Key Experimental Results¶

Main Results (InterHuman Test Set)¶

Method	R Precision Top1 ↑	FID ↓	MM Dist ↓	Diversity →	MModality ↑
TEMOS	0.224	17.375	5.342	6.939	0.535
MDM	0.153	9.167	6.125	7.602	2.355
InterGen	0.264	13.404	3.882	7.770	1.451
FreeMotion	0.326	6.740	3.848	7.828	1.226
InterSyn	0.335	6.332	3.856	7.763	1.601

Ablation Study¶

Configuration	R Precision Top1	FID ↓	MM Dist ↓
s-i-s (default)	0.298	0.417	3.707
s-i-s-i (more transitions)	0.242	0.469	3.958
s-i-s-i-s (5 segments)	0.115	0.638	4.436
w/o coordinator	0.103	0.847	5.842
w/o \(\mathcal{L}_{\text{rela}}\)	0.283	0.537	3.838
w/o \(\mathcal{L}_{\text{smooth}}\)	0.295	0.431	3.712

Key Findings¶

Number of interleaved segments: The s-i-s configuration (solo–interaction–solo, 3 segments) achieves the best performance; increasing the number of transitions (4 or 5 segments) leads to significant degradation, as excessive switching within a fixed frame budget truncates critical motion phases.
The coordinator is critical: Removing the coordinator causes FID to surge by 103.1% and MM Dist to increase by 57.6%.
Unique role of \(\mathcal{L}_{\text{rela}}\): Removing it reduces Top-1 R Precision by 5.0%; it is specifically responsible for aligning the interactive dynamics between multiple agents.
Qualitative role of \(\mathcal{L}_{\text{smooth}}\): Although removing \(\mathcal{L}_{\text{smooth}}\) has a small quantitative impact (FID increases by only 3.4%), qualitative analysis reveals noticeable jitter at gait transitions.
Dynamic environment evaluation: On the interleaved motion benchmark (unified HumanML3D + InterHuman test set), InterSyn reduces FID by 42.1% compared to FreeMotion.
Time step configuration: \(t_s=0,\ \text{random } t_i\) is the optimal setting, balancing accuracy, diversity, and multimodality.

Highlights & Insights¶

Learning paradigm innovation: Shifting from "separately learning single-person and interaction motions" to "jointly learning interleaved sequences" better reflects the cognitive process of human motor learning.
Unified first-person perspective: All single-person and interaction motions are processed from a first-person viewpoint, with FK-based skeleton alignment resolving cross-dataset skeleton incompatibility.
Symmetric design of the REC module: Through a two-step refinement (first refining \(u_x\), then using \(\phi_x\) to reversely fine-tune \(u_y\)), the module implicitly models the bidirectional dependency of interaction.
Key distinction from FreeMotion: FreeMotion unifies single-person and multi-person generation through conditional motion distributions but handles the two modalities separately; InterSyn jointly encodes them in a unified latent space, enabling seamless transitions.

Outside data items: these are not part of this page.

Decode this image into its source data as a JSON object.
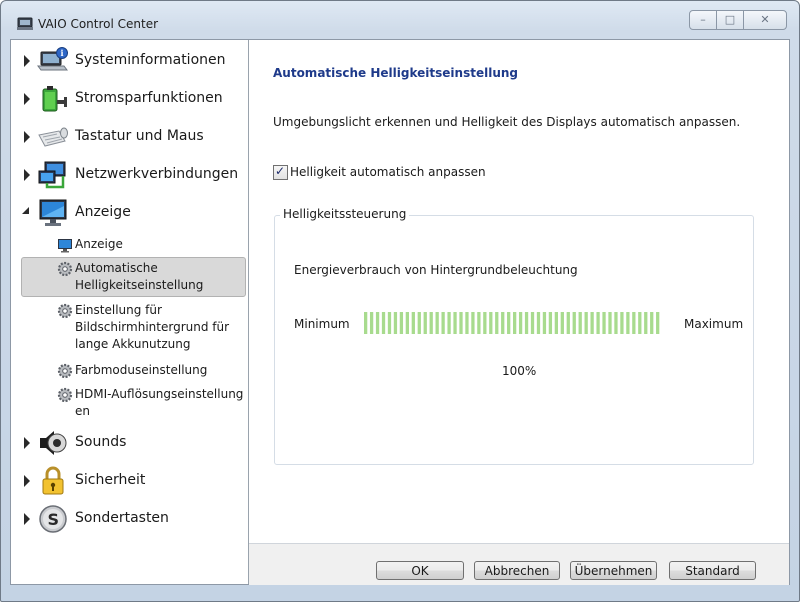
{
  "window": {
    "title": "VAIO Control Center"
  },
  "sidebar": {
    "items": [
      {
        "label": "Systeminformationen",
        "icon": "laptop-info-icon"
      },
      {
        "label": "Stromsparfunktionen",
        "icon": "battery-plug-icon"
      },
      {
        "label": "Tastatur und Maus",
        "icon": "keyboard-mouse-icon"
      },
      {
        "label": "Netzwerkverbindungen",
        "icon": "network-monitors-icon"
      },
      {
        "label": "Anzeige",
        "icon": "display-monitor-icon"
      },
      {
        "label": "Sounds",
        "icon": "speaker-icon"
      },
      {
        "label": "Sicherheit",
        "icon": "padlock-icon"
      },
      {
        "label": "Sondertasten",
        "icon": "s-key-icon"
      }
    ],
    "sub_items": [
      {
        "label": "Anzeige",
        "icon": "monitor-small-icon"
      },
      {
        "label": "Automatische Helligkeitseinstellung",
        "icon": "gear-icon"
      },
      {
        "label": "Einstellung für Bildschirmhintergrund für lange Akkunutzung",
        "icon": "gear-icon"
      },
      {
        "label": "Farbmoduseinstellung",
        "icon": "gear-icon"
      },
      {
        "label": "HDMI-Auflösungseinstellung en",
        "icon": "gear-icon"
      }
    ]
  },
  "content": {
    "title": "Automatische Helligkeitseinstellung",
    "description": "Umgebungslicht erkennen und Helligkeit des Displays automatisch anpassen.",
    "checkbox_label": "Helligkeit automatisch anpassen",
    "checkbox_checked": true,
    "group_title": "Helligkeitssteuerung",
    "group_subtitle": "Energieverbrauch von Hintergrundbeleuchtung",
    "min_label": "Minimum",
    "max_label": "Maximum",
    "meter_level": 1.0,
    "percent": "100%",
    "meter_color": "#a8db8e"
  },
  "footer": {
    "ok": "OK",
    "cancel": "Abbrechen",
    "apply": "Übernehmen",
    "default": "Standard"
  }
}
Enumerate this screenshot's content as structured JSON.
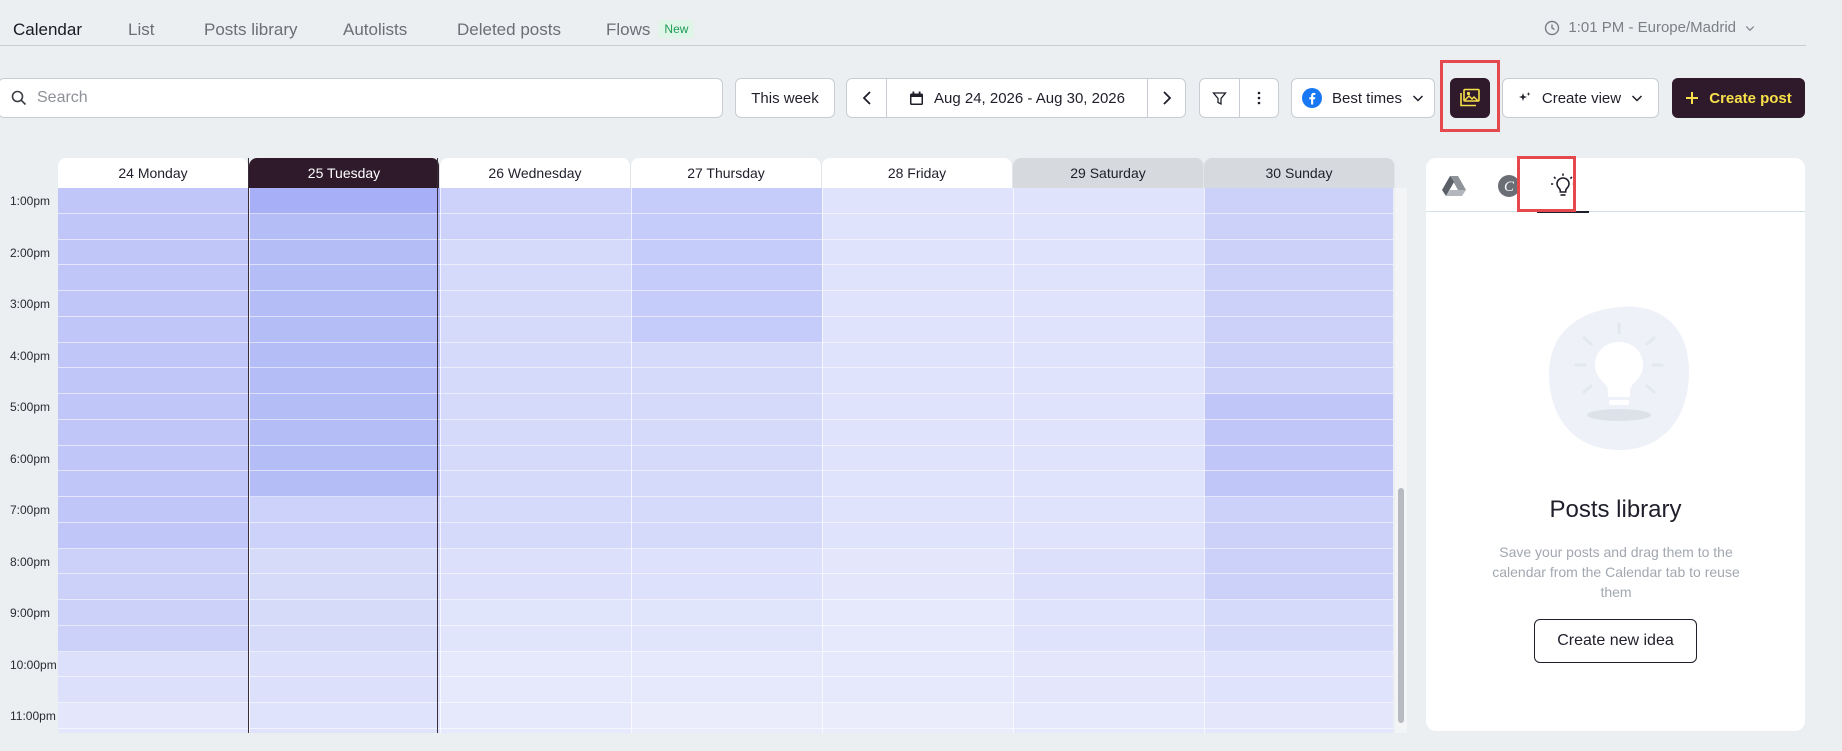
{
  "tabs": [
    {
      "label": "Calendar",
      "active": true
    },
    {
      "label": "List"
    },
    {
      "label": "Posts library"
    },
    {
      "label": "Autolists"
    },
    {
      "label": "Deleted posts"
    },
    {
      "label": "Flows",
      "badge": "New"
    }
  ],
  "timezone": {
    "label": "1:01 PM - Europe/Madrid",
    "icon": "clock-icon"
  },
  "toolbar": {
    "search_placeholder": "Search",
    "this_week": "This week",
    "date_range": "Aug 24, 2026 - Aug 30, 2026",
    "best_times": "Best times",
    "create_view": "Create view",
    "create_post": "Create post"
  },
  "calendar": {
    "days": [
      {
        "label": "24 Monday"
      },
      {
        "label": "25 Tuesday",
        "today": true
      },
      {
        "label": "26 Wednesday"
      },
      {
        "label": "27 Thursday"
      },
      {
        "label": "28 Friday"
      },
      {
        "label": "29 Saturday",
        "weekend": true
      },
      {
        "label": "30 Sunday",
        "weekend": true
      }
    ],
    "hours": [
      "1:00pm",
      "2:00pm",
      "3:00pm",
      "4:00pm",
      "5:00pm",
      "6:00pm",
      "7:00pm",
      "8:00pm",
      "9:00pm",
      "10:00pm",
      "11:00pm"
    ],
    "best_time_intensity": [
      [
        0.55,
        0.55,
        0.55,
        0.55,
        0.55,
        0.55,
        0.55,
        0.55,
        0.55,
        0.55,
        0.55,
        0.55,
        0.55,
        0.55,
        0.42,
        0.42,
        0.42,
        0.42,
        0.22,
        0.22,
        0.12,
        0.12
      ],
      [
        0.85,
        0.68,
        0.68,
        0.68,
        0.68,
        0.68,
        0.68,
        0.68,
        0.68,
        0.68,
        0.68,
        0.68,
        0.4,
        0.4,
        0.28,
        0.28,
        0.28,
        0.28,
        0.22,
        0.22,
        0.18,
        0.18
      ],
      [
        0.4,
        0.4,
        0.3,
        0.3,
        0.3,
        0.3,
        0.3,
        0.3,
        0.3,
        0.3,
        0.3,
        0.3,
        0.3,
        0.3,
        0.22,
        0.22,
        0.15,
        0.15,
        0.1,
        0.1,
        0.1,
        0.1
      ],
      [
        0.48,
        0.48,
        0.48,
        0.48,
        0.48,
        0.48,
        0.3,
        0.3,
        0.3,
        0.3,
        0.3,
        0.3,
        0.3,
        0.3,
        0.2,
        0.2,
        0.15,
        0.15,
        0.1,
        0.1,
        0.05,
        0.05
      ],
      [
        0.18,
        0.18,
        0.18,
        0.18,
        0.18,
        0.18,
        0.18,
        0.18,
        0.18,
        0.18,
        0.18,
        0.18,
        0.18,
        0.18,
        0.12,
        0.12,
        0.1,
        0.1,
        0.1,
        0.1,
        0.05,
        0.05
      ],
      [
        0.18,
        0.18,
        0.18,
        0.18,
        0.18,
        0.18,
        0.18,
        0.18,
        0.18,
        0.18,
        0.18,
        0.18,
        0.18,
        0.18,
        0.22,
        0.22,
        0.18,
        0.18,
        0.12,
        0.12,
        0.1,
        0.1
      ],
      [
        0.42,
        0.42,
        0.42,
        0.42,
        0.42,
        0.42,
        0.42,
        0.42,
        0.55,
        0.55,
        0.55,
        0.55,
        0.42,
        0.42,
        0.42,
        0.42,
        0.3,
        0.3,
        0.18,
        0.18,
        0.12,
        0.12
      ]
    ]
  },
  "panel": {
    "title": "Posts library",
    "description": "Save your posts and drag them to the calendar from the Calendar tab to reuse them",
    "button": "Create new idea",
    "tabs": [
      "google-drive-icon",
      "canva-icon",
      "lightbulb-icon"
    ]
  },
  "colors": {
    "brand_dark": "#2e1a2b",
    "accent_yellow": "#f7e04a",
    "highlight_red": "#e5484d",
    "best_time_blue": "#9aa5f5"
  }
}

Limitations & Future Work¶

Training and evaluation are limited to dyadic interactions; extension to groups of more than two persons is only partially addressed through the coordinator design at inference time, and its quality remains unknown.
Performance is best with at most two interleaved segments, limiting the complexity of generated motions.
Skeleton alignment relies on the accuracy of FK transforms, which may introduce cumulative errors for complex motions.
Integration of additional conditioning signals such as audio or scene context has not been explored.
The maximum number of generated frames is constrained by the fixed 196-frame limit.

InterSyn inherits the direct \(x_0\) prediction diffusion paradigm from MDM, extending it to multi-person interleaved motions.
InterGen's mutual attention mechanism and FreeMotion's number-free generation are important predecessors.
The interleaved learning concept is generalizable to other multi-agent interaction scenarios, such as multi-robot collaboration and multi-vehicle trajectory prediction.

Rating¶

Novelty: ⭐⭐⭐⭐ The interleaved learning strategy is a novel entry point grounded in cognitive theories of human motor learning.
Experimental Thoroughness: ⭐⭐⭐⭐ Ablation studies comprehensively cover data organization, time step configuration, and loss function design.
Writing Quality: ⭐⭐⭐⭐ The method is described in detail with intuitive visual comparisons, though some notation is inconsistent.
Value: ⭐⭐⭐⭐ InterSyn provides a new paradigm for human interaction motion generation, and the dynamic environment evaluation benchmark is also a valuable contribution.